There is a new resource available for finding Messier Objects: the Cosmic Shards deck. I have one (I backed the Kickstarter) and I am planning to use it in my upcoming Messier Marathon. Aside from two threads here on CN (the Kickstarter vendor announcement and the general availability announcement), there's not a lot about these on CN yet so here's a mini review! (I'm not affiliated with the company in any way. Quick summary: I think they're great and worth getting!)
The background of these: this card deck of Messier Objects is the first product from a company called Cosmic Shards, based in Austin TX. The Kickstarter campaign was in late 2024; they shipped in early 2025. The deck is now available on the website, selling for $40 + s/h.
They are most similar to the venerable Sky-Spot books, which I also have, and will compare here.
What the Cosmic Shards cards are: each card is a little larger than 4x6 and has one Messier Object. The cards are thick and laminated for field use, and they are specifically red flashlight friendly. They come arranged by season but you can rearrange them and pull what you need. The selling point is "no more bulky books-- just compact cards with the essentials." Each card includes:
- details of the Messier object;
- a finder chart showing Telrad rings;
- a sketch of what it looks like in an eyepiece;
- and some observing tips specific to the object.
The virtue of these is also their potential drawback-- the card format.
- On the positive side: you can bring just the ones you want; you can rearrange them as needed; and you can stash them in the box or put them away after you've found the object. You can bring an individual card to the scope.
- On the negative side: if not in numerical sequence or the sequence you want, you may have to flip through a bunch to find the one you want. And the card form factor is susceptible to falling off a table, loss, getting left in the field, getting blown around by wind, etc. Is this a "problem"? It really just kind of depends on your use case. A few rubber bands can go a long way toward mitigating this.
How do these stack up to the Sky-Spot books? Ultimately, they both help you achieve the same thing. I haven't yet used these cards in the field but I will soon (and report back).
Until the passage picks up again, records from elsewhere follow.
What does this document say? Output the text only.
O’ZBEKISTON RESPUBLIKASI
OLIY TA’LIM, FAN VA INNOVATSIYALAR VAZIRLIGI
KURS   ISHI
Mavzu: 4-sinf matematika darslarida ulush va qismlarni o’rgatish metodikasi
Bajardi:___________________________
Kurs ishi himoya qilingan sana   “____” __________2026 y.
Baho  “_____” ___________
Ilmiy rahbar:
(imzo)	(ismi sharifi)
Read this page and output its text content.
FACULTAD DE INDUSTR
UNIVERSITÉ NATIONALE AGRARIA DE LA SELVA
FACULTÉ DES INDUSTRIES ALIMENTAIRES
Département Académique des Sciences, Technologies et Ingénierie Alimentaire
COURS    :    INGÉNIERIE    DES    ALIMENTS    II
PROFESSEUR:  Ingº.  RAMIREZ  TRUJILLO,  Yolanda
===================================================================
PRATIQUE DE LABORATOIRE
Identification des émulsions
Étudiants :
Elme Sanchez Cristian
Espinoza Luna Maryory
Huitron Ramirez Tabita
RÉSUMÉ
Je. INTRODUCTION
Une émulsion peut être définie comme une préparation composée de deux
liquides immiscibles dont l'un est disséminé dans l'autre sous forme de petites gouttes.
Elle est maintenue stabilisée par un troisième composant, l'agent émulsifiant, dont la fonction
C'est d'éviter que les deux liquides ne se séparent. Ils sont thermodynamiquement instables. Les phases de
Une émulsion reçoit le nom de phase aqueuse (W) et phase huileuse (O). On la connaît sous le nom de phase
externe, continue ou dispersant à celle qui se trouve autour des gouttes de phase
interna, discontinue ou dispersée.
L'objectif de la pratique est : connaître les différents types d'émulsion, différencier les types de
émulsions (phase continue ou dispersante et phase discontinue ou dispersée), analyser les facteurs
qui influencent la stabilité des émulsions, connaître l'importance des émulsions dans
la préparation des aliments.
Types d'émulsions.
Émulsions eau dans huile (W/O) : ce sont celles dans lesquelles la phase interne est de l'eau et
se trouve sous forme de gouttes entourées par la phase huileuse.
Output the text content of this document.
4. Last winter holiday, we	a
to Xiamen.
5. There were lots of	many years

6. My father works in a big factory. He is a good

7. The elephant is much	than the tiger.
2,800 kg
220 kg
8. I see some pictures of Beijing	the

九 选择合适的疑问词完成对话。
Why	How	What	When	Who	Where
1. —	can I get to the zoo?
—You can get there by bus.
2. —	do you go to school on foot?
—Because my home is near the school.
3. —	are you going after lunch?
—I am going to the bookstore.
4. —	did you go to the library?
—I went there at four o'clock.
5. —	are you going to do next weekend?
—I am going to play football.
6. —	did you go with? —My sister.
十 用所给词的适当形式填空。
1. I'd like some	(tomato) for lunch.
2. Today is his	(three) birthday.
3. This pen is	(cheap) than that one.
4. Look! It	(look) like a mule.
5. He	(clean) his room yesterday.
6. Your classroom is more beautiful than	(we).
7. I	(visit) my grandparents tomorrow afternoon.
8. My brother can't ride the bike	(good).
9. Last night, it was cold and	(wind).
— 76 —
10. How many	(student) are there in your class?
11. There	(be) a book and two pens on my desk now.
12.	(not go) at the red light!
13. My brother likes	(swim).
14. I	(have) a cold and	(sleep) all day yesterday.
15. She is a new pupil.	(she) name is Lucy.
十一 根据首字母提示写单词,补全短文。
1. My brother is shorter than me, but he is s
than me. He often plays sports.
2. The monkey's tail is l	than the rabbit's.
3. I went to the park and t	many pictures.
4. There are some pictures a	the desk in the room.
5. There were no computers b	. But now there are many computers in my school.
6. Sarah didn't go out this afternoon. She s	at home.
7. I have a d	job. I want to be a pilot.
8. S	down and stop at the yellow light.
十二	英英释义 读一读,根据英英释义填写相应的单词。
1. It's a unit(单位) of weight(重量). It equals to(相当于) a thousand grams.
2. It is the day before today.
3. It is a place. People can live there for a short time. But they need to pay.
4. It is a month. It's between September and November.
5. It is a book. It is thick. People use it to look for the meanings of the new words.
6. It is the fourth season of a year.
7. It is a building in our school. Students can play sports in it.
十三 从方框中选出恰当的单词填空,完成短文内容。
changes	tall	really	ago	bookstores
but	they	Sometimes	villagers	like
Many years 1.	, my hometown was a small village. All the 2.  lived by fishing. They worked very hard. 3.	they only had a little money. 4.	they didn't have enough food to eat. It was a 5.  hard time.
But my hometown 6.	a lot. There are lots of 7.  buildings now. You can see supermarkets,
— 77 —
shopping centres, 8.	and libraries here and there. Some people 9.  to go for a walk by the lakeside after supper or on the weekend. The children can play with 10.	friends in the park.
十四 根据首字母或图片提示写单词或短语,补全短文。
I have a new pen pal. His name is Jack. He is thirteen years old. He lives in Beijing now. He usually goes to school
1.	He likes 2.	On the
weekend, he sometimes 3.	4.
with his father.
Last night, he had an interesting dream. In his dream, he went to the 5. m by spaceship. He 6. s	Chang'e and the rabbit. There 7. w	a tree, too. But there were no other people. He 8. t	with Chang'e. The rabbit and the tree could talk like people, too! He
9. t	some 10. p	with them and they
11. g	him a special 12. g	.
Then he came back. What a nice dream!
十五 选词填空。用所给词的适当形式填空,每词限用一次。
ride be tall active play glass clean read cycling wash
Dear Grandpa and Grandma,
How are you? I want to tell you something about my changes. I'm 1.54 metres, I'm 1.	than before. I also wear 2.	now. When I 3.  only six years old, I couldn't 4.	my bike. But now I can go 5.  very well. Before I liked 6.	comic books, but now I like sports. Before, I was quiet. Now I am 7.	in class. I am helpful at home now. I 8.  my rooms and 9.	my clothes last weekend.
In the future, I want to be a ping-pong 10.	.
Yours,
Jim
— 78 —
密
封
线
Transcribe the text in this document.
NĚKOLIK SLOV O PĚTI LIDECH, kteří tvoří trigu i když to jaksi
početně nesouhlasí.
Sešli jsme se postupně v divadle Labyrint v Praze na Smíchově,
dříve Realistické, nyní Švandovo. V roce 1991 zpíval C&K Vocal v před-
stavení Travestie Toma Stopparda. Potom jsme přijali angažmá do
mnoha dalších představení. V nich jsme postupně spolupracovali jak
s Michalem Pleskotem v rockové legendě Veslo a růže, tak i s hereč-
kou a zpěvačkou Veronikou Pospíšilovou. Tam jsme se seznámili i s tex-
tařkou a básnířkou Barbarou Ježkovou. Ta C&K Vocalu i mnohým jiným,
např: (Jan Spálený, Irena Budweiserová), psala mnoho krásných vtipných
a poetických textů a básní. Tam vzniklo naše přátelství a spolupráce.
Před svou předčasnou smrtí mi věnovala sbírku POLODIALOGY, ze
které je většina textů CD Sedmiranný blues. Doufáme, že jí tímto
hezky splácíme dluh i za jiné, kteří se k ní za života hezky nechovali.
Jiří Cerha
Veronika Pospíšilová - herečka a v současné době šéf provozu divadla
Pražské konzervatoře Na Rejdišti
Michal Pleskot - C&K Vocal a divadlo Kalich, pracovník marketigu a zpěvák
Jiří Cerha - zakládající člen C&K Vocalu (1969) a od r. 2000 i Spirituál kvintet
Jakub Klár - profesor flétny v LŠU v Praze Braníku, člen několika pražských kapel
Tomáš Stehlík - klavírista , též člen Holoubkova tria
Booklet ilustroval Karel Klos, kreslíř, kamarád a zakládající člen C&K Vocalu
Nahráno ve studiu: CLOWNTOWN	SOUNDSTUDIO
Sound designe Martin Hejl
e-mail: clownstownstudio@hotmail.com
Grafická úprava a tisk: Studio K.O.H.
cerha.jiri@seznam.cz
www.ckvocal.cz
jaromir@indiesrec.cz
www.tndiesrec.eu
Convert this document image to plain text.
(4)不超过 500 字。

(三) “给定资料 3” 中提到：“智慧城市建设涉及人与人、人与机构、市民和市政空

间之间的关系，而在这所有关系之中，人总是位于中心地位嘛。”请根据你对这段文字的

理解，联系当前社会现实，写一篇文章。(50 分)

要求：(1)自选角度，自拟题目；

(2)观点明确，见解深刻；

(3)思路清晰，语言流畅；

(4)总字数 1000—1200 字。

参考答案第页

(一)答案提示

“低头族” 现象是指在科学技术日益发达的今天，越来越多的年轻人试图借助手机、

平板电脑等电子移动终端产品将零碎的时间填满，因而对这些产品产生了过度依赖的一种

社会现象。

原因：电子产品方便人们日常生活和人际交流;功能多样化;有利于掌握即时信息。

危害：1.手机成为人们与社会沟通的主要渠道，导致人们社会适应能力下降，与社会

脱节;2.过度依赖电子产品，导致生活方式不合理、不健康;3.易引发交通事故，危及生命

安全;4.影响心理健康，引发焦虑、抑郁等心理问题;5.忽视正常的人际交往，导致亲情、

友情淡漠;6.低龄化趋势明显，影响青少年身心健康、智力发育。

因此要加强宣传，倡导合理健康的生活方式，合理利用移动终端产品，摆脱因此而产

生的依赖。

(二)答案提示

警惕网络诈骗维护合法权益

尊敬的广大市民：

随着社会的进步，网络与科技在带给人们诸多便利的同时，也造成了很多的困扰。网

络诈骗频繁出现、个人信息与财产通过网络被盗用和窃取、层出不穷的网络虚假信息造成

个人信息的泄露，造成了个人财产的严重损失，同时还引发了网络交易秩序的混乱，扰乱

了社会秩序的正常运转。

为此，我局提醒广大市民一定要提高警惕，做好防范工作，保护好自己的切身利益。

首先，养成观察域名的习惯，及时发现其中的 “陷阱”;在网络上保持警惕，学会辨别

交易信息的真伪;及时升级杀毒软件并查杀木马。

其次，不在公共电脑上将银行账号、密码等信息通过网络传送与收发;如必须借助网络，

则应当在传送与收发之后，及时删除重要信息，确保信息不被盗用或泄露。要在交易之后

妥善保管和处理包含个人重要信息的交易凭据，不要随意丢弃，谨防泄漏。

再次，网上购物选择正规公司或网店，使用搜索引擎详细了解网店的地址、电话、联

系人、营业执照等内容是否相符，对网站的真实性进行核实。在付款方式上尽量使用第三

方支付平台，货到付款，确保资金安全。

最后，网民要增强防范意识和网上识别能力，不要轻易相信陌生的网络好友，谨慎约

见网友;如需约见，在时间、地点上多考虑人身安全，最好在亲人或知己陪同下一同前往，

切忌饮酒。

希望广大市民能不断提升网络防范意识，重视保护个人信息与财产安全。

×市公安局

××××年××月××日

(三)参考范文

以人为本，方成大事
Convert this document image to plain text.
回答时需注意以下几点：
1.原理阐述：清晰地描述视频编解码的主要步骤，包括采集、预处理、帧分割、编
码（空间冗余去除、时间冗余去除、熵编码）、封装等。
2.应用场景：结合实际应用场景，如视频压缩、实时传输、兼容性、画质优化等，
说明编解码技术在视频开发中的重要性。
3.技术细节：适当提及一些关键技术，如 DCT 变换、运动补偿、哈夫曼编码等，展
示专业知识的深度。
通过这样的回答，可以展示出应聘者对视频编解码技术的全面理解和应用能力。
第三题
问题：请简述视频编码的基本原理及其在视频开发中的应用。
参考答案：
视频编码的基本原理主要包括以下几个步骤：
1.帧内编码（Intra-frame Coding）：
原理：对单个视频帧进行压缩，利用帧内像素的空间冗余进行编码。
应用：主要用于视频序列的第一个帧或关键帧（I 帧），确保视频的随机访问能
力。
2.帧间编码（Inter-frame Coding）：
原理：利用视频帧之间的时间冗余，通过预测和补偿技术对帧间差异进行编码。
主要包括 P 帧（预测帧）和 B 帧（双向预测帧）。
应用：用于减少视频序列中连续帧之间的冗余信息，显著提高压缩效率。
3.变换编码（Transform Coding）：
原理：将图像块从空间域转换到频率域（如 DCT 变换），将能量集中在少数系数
- Both have Telrad-specific finder charts.
- Both have basic descriptions about the object and finding them.
- I think the cards have one advantage in that they have a sketch of what the object looks like in an eyepiece. The Sky-Spot books don't have this, and this is hugely helpful, especially for a Messier Marathon.
- I think the Sky-Spot books might have charts that are a tiny bit easier to interpret at night because the chart contains a bit more area/stars. I can report more on this after using the cards.
- The cards are high quality and absolutely beautiful! Cosmic Shards really hit it out of the park there. The box is really nicely designed and high quality. The cards definitely have the edge over the books in terms of the sexy factor. The card deck would be great on a coffee table. They're inherently a conversation-starter.
- Each card has a photo of the object-- the Sky-Spot books don't have this, although it's questionable how handy this is in the field. (Where the cards have a definitely-useful sketch.)
- The Sky-Spot books list the Messier Objects in order and you can't change that. Even if you remove the comb binding, you can't rearrange the pages without rendering the whole thing meaningless due to shared pages. (e.g., the chart for M35 is on the other side of the page of the description of M34, and so on for all 110.)
- Both ship quickly as far as I can tell. The Sky-Spot books ship VERY quickly and other books are available as well: double stars; overlooked objects, etc. I'm not sure how quickly the Cosmic Shards card decks ship, but from the announcement thread it sounds like they ship quickly.
One way that I would give the edge to the card deck: if you are, or know, a budding astronomer who is getting started, the card deck will whet their appetite much more than the Sky-Spot books will.
Ultimately-- I have, like, and plan to use both the Sky-Spot books and the Cosmic Shards deck. I don't think there's a clear better option between the two, it just depends on your use case. Both are small independent companies worth supporting, why not get both?
Cosmic Shards is a new, small company and definitely worth following and supporting-- pick up a deck for yourself, for your library, or as a gift or stocking stuffer. I'm looking forward to seeing what Cosmic Shards comes up with next!
Edited by Miggystardust, 18 March 2025 - 02:46 AM.